On l’a échappé belle. À quoi auraient ressemblé les commémorations de la libération de Paris et du territoire national sous un gouvernement dirigé par le Rassemblement national ? À une trahison des idéaux et une souillure des héros de l’été 1944, sans aucun doute. À une captation d’héritage, sûrement, dans l’air du temps de la grande inversion des valeurs et des repères qui traite les forces héritières de la Résistance comme des collabos, et celles des descendants de Vichy comme les authentiques républicains. En témoigne l’invraisemblable procès médiatico-politique fait à la gauche à la faveur des attentats du Hamas du 7 octobre, et qui vise à gommer l’antisémitisme congénital du RN pour en reporter la tache sur les formations du Nouveau Front populaire.
Qu’on se rappelle les heures qui ont précédé la panthéonisation de Manouchian et l’incroyable silence complice qui a accompagné l’invitation faite à Le Pen, que seule est venue briser « l’Humanité » demandant solennellement au président de la République de désavouer cette présence insultante. Qu’on se remémore la tempête soulevée par la réponse d’Emmanuel Macron dans nos colonnes – « Les forces d’extrême droite seraient inspirées de ne pas être présentes » –, les torrents d’indignation tournés non contre le RN mais contre notre titre et son audace. C’est le directeur des rédactions du « Figaro » Alexis Brézet, un de ces républicains qu’on aurait frémi d’avoir comme allié dans la clandestinité, qui exécute sans état d’âme la résistance communiste sur les ondes de Bolloré, mais qui cajole les Le Pen comme les héritiers d’Estienne d’Orves ou de Daniel Cordier, le secrétaire de Jean Moulin ! On songe alors à quelle falsification historique de grande envergure l’arrivée au pouvoir du RN aurait ouvert les vannes, déguisant les bourreaux en héros et vice versa.

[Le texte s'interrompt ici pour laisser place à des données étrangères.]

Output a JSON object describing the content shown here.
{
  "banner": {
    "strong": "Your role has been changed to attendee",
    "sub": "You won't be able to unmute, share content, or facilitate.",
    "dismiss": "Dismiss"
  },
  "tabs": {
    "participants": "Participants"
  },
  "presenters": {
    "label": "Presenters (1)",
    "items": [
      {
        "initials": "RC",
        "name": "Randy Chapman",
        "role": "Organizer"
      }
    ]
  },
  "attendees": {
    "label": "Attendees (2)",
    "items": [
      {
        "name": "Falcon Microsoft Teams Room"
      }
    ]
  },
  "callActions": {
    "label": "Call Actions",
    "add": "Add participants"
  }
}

Cette entreprise de révisionnisme accélérée, sorte de reformatage des mémoires pour mettre la gauche hors circuit et installer le RN en position d’unique alternative à Emmanuel Macron, a été stoppée dans son élan par le succès imprévu du « barrage républicain » de l’entre-deux-tours des législatives. Le racisme ontologique de l’extrême droite, sa haine de la République, le poison antisémite qui continue d’infuser dans ses canaux, son aversion pour les conquêtes du Conseil national de la Résistance : tout est remonté à la surface. Quelques jours ont suffi pour que ressurgissent les réflexes émoussés par des mois de lavage des cerveaux en continu sur les chaînes de la TNT et dans les organes centraux de la presse Bolloré.
La campagne des législatives a montré qu’on n’efface pas au détergent idéologique l’expérience enracinée des années noires de l’Occupation dans les esprits de tout un peuple. Mais elle a montré aussi que des relais puissants s’activent, de moins en moins dans l’ombre, pour porter les valeurs de l’extrême droite au pouvoir. Avant de se jouer dans les urnes, le combat est donc un combat d’idées, mais aussi un combat pour la vérité historique, où s’entrechoquent les récits dans lesquels se joue la présentation des faits, exacte ou contrefaite. Notre numéro participe de cette bataille pour la pleine reconnaissance de la place de la Résistance comme mouvement populaire dans la libération du pays, de la part décisive prise par sa composante communiste, aux côtés d’autres, que l’entrée des Manouchian et des FTP-MOI au Panthéon a consacrée. La lutte contre la bête immonde n’est pas terminée, à nous de la poursuivre toutes et tous.